- Born: 1911
- Died: 30 January 2002 (aged 90–91)
- Occupations: Choral conductor; Academic teacher;
- Organizations: NDR Chor; Musikhochschule Hamburg;

= Helmut Franz =

German conductor (1911–2002)

Helmut Franz (1911 – 30 January 2002) was a German academic teacher and conductor who was known particularly for his work as a choral conductor. He was the director of NDR Chor, based in Hamburg, from 1966 to 1987, focused on a cappella music and contemporary classical music.

== Career ==
Franz was Kapellmeister at the Hessisches Landestheater in Darmstadt and lecturer at the Akademie für Tonkunst there, when he became director of the NDR Chor, the choir of the broadcaster Norddeutscher Rundfunk (NDR) based in Hamburg. He succeeded Max Thurn who retired at the end of 1965. Franz was known for his focus on a cappella music and contemporary music. He established a concert series "das neue werk" (the new work). He conducted in 1967 György Ligeti's Lux aeterna for a 16-part choir a cappella, which became known as music for Stanley Kubrick's 2001: A Space Odyssey. The recording has been included as part of a collection Avantgarde by Deutsche Grammophon, released in 1968, and other collections of contemporary music. Premieres with the NDR Chor included Penderecki's Utrenja and Hanz Werner Henze's Das Floß der Medusa (The Raft of the Medusa) in 1968 which was interrupted by political protests in the audience. During the 1970s, the choir was a guest at several festivals, including Karlheinz Stockhausen's Atmen gibt das Leben, performed in Maribor, Zagreb and Sarajewo.

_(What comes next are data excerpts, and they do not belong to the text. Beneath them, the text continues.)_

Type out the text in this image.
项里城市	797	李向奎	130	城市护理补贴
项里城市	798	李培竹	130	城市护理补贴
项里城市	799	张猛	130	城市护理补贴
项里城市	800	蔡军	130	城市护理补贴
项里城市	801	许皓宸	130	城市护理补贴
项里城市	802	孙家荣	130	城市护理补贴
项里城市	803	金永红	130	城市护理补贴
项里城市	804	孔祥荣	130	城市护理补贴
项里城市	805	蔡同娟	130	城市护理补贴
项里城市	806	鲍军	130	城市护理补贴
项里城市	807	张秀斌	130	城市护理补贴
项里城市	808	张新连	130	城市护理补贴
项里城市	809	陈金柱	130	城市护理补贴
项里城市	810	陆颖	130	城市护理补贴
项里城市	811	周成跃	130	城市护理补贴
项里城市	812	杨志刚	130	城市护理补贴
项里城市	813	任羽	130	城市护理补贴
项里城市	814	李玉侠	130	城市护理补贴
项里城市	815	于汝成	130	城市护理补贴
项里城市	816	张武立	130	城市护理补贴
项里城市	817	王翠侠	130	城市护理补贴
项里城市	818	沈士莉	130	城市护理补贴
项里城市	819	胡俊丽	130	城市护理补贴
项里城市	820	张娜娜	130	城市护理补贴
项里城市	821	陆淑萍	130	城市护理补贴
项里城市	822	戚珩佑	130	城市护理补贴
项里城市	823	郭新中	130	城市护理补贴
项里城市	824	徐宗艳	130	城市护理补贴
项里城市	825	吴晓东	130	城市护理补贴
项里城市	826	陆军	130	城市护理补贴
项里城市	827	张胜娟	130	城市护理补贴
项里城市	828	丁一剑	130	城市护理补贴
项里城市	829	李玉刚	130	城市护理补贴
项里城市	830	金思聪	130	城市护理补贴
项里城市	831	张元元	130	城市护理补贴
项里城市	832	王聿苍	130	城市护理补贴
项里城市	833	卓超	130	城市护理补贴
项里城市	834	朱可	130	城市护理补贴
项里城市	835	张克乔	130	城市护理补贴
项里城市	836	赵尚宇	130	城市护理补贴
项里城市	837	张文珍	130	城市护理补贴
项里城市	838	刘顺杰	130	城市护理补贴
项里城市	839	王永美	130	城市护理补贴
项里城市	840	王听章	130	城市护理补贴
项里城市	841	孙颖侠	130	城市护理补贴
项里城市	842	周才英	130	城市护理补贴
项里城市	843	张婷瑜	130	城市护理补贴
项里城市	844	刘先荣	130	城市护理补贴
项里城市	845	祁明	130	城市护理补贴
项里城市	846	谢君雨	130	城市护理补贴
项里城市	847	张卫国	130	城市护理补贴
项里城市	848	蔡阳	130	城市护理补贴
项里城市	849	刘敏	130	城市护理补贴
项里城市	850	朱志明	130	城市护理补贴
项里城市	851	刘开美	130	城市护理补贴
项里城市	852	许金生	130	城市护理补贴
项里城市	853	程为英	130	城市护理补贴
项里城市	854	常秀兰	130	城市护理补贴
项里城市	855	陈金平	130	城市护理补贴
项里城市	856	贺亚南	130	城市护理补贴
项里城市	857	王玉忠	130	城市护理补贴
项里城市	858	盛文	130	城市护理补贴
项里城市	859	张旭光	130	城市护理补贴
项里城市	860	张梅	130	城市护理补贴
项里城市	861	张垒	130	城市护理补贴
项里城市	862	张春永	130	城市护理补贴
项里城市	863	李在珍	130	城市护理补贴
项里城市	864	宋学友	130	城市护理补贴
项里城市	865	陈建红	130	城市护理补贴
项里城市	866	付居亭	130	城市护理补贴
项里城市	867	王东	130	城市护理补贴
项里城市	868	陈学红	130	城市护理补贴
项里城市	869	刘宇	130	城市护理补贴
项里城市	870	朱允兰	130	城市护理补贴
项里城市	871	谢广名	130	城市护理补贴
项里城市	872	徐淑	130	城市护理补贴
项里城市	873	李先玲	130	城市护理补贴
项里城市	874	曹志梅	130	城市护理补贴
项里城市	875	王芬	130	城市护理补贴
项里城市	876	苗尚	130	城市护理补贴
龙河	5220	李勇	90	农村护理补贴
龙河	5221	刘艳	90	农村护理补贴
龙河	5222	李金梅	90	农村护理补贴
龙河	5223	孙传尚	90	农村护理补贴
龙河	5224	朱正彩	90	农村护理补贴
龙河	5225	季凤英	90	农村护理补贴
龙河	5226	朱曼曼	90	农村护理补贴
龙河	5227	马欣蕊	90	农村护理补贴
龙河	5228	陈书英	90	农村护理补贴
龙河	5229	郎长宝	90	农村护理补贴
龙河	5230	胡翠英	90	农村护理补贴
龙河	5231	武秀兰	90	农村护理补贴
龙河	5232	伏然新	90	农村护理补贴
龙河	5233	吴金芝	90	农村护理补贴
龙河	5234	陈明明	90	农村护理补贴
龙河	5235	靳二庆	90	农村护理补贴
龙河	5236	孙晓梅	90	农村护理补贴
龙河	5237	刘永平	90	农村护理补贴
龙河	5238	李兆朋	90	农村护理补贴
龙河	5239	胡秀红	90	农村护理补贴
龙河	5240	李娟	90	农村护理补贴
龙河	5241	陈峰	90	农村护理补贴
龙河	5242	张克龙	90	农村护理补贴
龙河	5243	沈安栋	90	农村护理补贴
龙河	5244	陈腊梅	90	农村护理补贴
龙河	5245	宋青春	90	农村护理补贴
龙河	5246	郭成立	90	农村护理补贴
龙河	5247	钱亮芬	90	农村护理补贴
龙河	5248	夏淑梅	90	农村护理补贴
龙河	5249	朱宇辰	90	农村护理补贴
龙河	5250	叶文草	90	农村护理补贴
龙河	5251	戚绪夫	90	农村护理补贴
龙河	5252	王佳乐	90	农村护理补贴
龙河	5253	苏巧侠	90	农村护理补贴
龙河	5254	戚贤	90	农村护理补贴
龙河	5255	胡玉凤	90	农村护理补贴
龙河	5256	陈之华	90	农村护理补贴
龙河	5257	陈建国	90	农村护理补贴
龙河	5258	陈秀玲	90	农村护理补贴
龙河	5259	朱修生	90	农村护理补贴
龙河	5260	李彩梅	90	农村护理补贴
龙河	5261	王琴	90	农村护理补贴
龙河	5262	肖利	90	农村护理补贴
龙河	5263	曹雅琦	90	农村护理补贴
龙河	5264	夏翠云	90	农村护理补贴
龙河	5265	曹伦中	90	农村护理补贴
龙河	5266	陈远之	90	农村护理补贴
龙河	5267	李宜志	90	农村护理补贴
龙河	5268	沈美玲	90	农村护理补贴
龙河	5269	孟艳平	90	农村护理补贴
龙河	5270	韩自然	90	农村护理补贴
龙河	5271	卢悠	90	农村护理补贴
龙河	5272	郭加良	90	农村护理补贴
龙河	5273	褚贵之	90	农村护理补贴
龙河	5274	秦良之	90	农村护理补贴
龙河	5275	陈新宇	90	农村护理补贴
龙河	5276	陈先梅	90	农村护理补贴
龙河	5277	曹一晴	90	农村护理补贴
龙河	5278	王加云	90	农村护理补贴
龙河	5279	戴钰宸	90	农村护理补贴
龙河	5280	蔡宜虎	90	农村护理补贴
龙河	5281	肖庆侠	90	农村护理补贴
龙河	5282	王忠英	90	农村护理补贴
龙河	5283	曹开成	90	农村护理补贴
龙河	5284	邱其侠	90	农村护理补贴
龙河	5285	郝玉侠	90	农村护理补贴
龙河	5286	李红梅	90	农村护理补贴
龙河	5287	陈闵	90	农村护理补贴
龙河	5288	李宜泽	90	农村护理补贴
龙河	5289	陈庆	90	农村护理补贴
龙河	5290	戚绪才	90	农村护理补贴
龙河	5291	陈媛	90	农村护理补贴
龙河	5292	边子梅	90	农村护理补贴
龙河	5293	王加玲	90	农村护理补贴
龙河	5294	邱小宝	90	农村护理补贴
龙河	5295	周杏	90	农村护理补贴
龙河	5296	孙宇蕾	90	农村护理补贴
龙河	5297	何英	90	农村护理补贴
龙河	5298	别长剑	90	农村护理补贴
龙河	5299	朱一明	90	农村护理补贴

Franz described the function of the NDR Chor: "Der Rundfunkchor ist eine Gruppe von Spezialisten, die sich den höchsten Aufgaben widmen, die ein Chor zu leisten fähig ist. Der Chor hat natürlich durch seine Elitefunktion die Aufgabe, vor allem moderne Werke zu singen, die andere Chöre aus zeitlichen Gründen oder aus Fähigkeitsgründen nicht pflegen können." (The radio choir is a group of specialists devoted to the highest achievements. The choir is naturally obliged by its elite function to mainly sing modern works which other choirs can not perform for reasons of time or ability.)

Franz was also a professor of opera at the Hochschule für Musik und Theater in Hamburg.

He was married to Thyra Franz (née Sthamer and only daughter of the Hamburg composer Heinrich Sthamer) The marriage produced two sons.